Die Bildungsminister und -staatssekretäre haben gestern zum Abschluss der Bologna-Konferenz in Wien Fehler bei der Umsetzung der Reformpläne eingeräumt und Besserung gelobt. Vor allem versprachen die Teilnehmer aus 47 europäischen Ländern, kritischen Stimmen künftig mehr Gehör zu schenken.

Gegen die zweitägige Konferenz, die am Vortag zunächst im Budapest stattfand, waren in Wien Studenten auf die Straße gegangen. Laut Polizei waren es 3.200 Demonstranten, laut Organisatoren mehr als 12.000, die gegen die Bologna-Reform protestierten. In ganz Europa gab es Studentenproteste gegen die Vereinheitlichung der Studiensysteme.

"Wissenschaft bleibt auf der Strecke"
Unter anderem wehren sie sich dagegen, dass der Leistungsdruck ständig wachse und das Studium nur noch dafür da sei, Nachwuchs für die Wirtschaft heranzuzüchten.
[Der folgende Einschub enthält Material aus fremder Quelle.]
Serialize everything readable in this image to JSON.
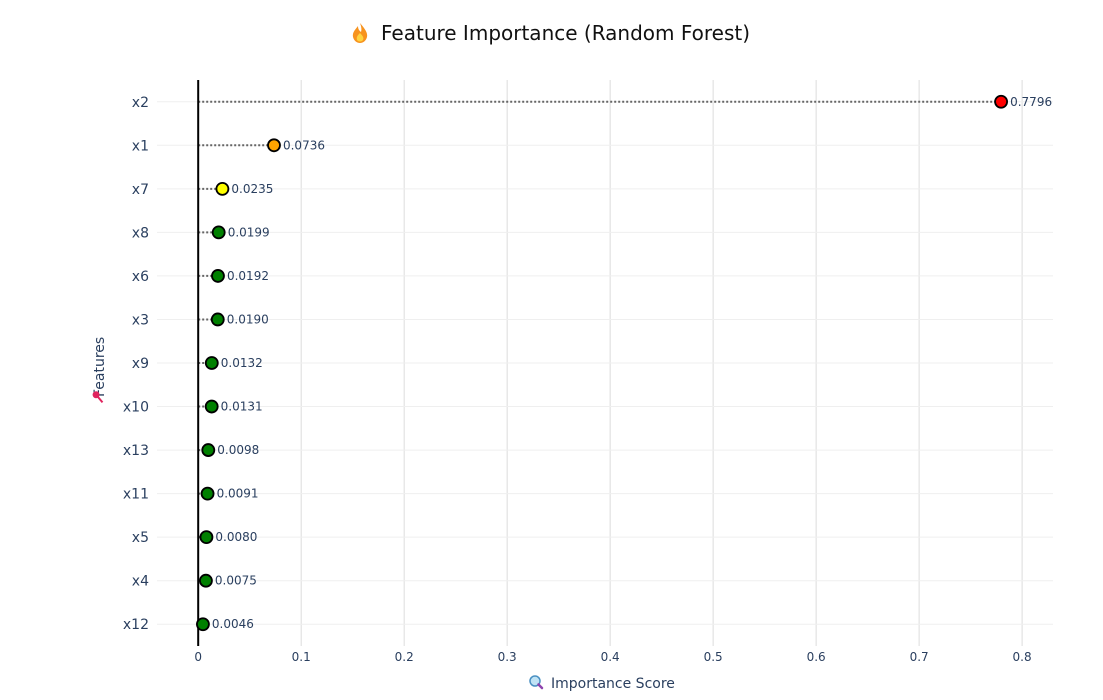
{
  "chart_data": {
    "type": "scatter",
    "title": "Feature Importance (Random Forest)",
    "title_icon": "fire-icon",
    "xlabel": "Importance Score",
    "xlabel_icon": "magnifier-icon",
    "ylabel": "Features",
    "ylabel_icon": "pushpin-icon",
    "xlim": [
      -0.04,
      0.83
    ],
    "xticks": [
      0,
      0.1,
      0.2,
      0.3,
      0.4,
      0.5,
      0.6,
      0.7,
      0.8
    ],
    "xtick_labels": [
      "0",
      "0.1",
      "0.2",
      "0.3",
      "0.4",
      "0.5",
      "0.6",
      "0.7",
      "0.8"
    ],
    "grid": true,
    "categories": [
      "x2",
      "x1",
      "x7",
      "x8",
      "x6",
      "x3",
      "x9",
      "x10",
      "x13",
      "x11",
      "x5",
      "x4",
      "x12"
    ],
    "values": [
      0.7796,
      0.0736,
      0.0235,
      0.0199,
      0.0192,
      0.019,
      0.0132,
      0.0131,
      0.0098,
      0.0091,
      0.008,
      0.0075,
      0.0046
    ],
    "value_labels": [
      "0.7796",
      "0.0736",
      "0.0235",
      "0.0199",
      "0.0192",
      "0.0190",
      "0.0132",
      "0.0131",
      "0.0098",
      "0.0091",
      "0.0080",
      "0.0075",
      "0.0046"
    ],
    "marker_colors": [
      "#ff0000",
      "#ffa500",
      "#ffff00",
      "#008000",
      "#008000",
      "#008000",
      "#008000",
      "#008000",
      "#008000",
      "#008000",
      "#008000",
      "#008000",
      "#008000"
    ],
    "connector_color": "#666666",
    "zero_line_color": "#000000"
  }
}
Die Wissenschaft bleibe dabei auf der Strecke.

Die beteiligten Ländern wollen sich nun auch stärker dafür einsetzen, dass künftig mehr Hochschüler im Rahmen ihres Studiums ins Ausland gehen können. Dafür seien einheitliche Systeme und Abschlüsse unabdingbar, sagte Wissenschaftsministerin Beatrix Karl (ÖVP).

Karl: Zehn Maßnahmen für Verbesserung
Unter dem Titel "Bologna Reloaded" stellte Karl unterdessen zehn Maßnahmen vor, mit denen die Umsetzung der Reformen an Österreichs Unis verbessert werden soll. Die Ministerin will eine "Taskforce" u. a. aus Vertretern von Studenten, Unis und Fachhochschulen einsetzen, die Empfehlungen zur Verbesserung der Studienpläne erarbeiten soll.